Tuning the dials: what to set and why

The four most operationally important knobs on a vLLM-class server:

max_num_batched_tokens (vLLM) / --max-batch-prefill-tokens (TGI). The total token budget per scheduler iteration. Smaller (1024-2048) prioritizes TPOT; larger (8192-16384) prioritizes TTFT. Default in vLLM V1 is workload-tuned and varies by version; explicit setting is recommended for production deployments. Tune by running the latency harness above at two values and choosing the one that hits your SLO mix.

max_num_seqs (vLLM) / --max-concurrent-requests (TGI). The max number of in-flight sequences the scheduler will admit into a batch. Set this near the GPU’s KV-cache capacity at your typical context length; setting it too high causes preemption thrashing (sequences get evicted to make room and have to recompute prefill), setting it too low underutilizes decode bandwidth. The vLLM logs print KV-cache utilization at admission; if it sits at 95-100% during peak load you’re undersized; if it sits at <50% during peak you have headroom to raise concurrency.

Chunked prefill on/off. Default-on in vLLM V1 for most cases.
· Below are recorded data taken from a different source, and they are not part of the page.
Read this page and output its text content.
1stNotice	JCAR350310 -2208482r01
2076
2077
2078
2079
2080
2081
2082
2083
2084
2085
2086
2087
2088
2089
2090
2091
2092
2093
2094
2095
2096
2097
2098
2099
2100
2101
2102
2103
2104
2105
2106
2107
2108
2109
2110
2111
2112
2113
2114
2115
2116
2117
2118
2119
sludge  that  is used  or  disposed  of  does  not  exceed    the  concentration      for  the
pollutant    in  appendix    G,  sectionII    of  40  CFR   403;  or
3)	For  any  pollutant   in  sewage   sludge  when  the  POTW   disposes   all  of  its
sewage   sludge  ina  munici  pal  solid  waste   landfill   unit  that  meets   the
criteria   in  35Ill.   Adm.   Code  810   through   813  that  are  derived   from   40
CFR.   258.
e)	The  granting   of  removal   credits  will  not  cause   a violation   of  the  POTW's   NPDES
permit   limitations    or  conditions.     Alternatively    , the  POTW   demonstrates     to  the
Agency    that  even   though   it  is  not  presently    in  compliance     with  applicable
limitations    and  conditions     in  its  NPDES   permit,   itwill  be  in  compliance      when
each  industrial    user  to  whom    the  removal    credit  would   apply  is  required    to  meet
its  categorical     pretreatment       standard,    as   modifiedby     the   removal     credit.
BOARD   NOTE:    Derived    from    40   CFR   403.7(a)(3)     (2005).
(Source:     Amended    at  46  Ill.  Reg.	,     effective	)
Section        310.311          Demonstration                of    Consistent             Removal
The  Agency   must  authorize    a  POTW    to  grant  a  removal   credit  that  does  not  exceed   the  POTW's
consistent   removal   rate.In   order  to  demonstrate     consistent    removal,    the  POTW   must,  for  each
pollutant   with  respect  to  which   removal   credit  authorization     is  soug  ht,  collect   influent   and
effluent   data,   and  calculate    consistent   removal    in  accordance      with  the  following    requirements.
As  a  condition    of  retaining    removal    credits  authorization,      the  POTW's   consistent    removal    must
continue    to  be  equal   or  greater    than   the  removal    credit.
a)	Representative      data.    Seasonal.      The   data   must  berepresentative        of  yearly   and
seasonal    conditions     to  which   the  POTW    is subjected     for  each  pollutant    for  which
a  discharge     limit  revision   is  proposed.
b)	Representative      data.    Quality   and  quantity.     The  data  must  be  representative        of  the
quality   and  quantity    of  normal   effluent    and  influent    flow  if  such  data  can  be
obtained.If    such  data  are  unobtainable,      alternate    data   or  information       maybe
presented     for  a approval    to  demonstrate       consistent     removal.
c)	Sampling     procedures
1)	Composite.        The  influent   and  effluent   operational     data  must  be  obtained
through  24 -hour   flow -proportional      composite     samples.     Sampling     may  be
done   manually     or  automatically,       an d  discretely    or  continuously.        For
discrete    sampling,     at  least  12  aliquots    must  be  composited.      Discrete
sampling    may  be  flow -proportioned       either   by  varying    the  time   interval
Turn it off only if you’re running an exclusively prefill-dominated workload (e.g. batch document summarization) where there are no concurrent decodes to interleave with; in that case, the iteration overhead is pure cost.

Prefix caching on/off. vLLM V1’s automatic prefix caching is the open-weights analogue of Anthropic/OpenAI prompt caching: a content-addressed cache of K/V tensors for prompt prefixes, with <1% throughput overhead even at 0% hit rate (V1’s optimization). Leave it on. Then structure your prompts so prefixes are stable; system prompt and tool schemas at the top, retrieved context in the middle, user message at the bottom; to maximize cache hit rate.

For disaggregated serving the vLLM disaggregated prefill docs cover the experimental V1 path; for production-scale deployments, NVIDIA Dynamo and SGLang’s PD disaggregation docs are the maturity leaders in mid-2026.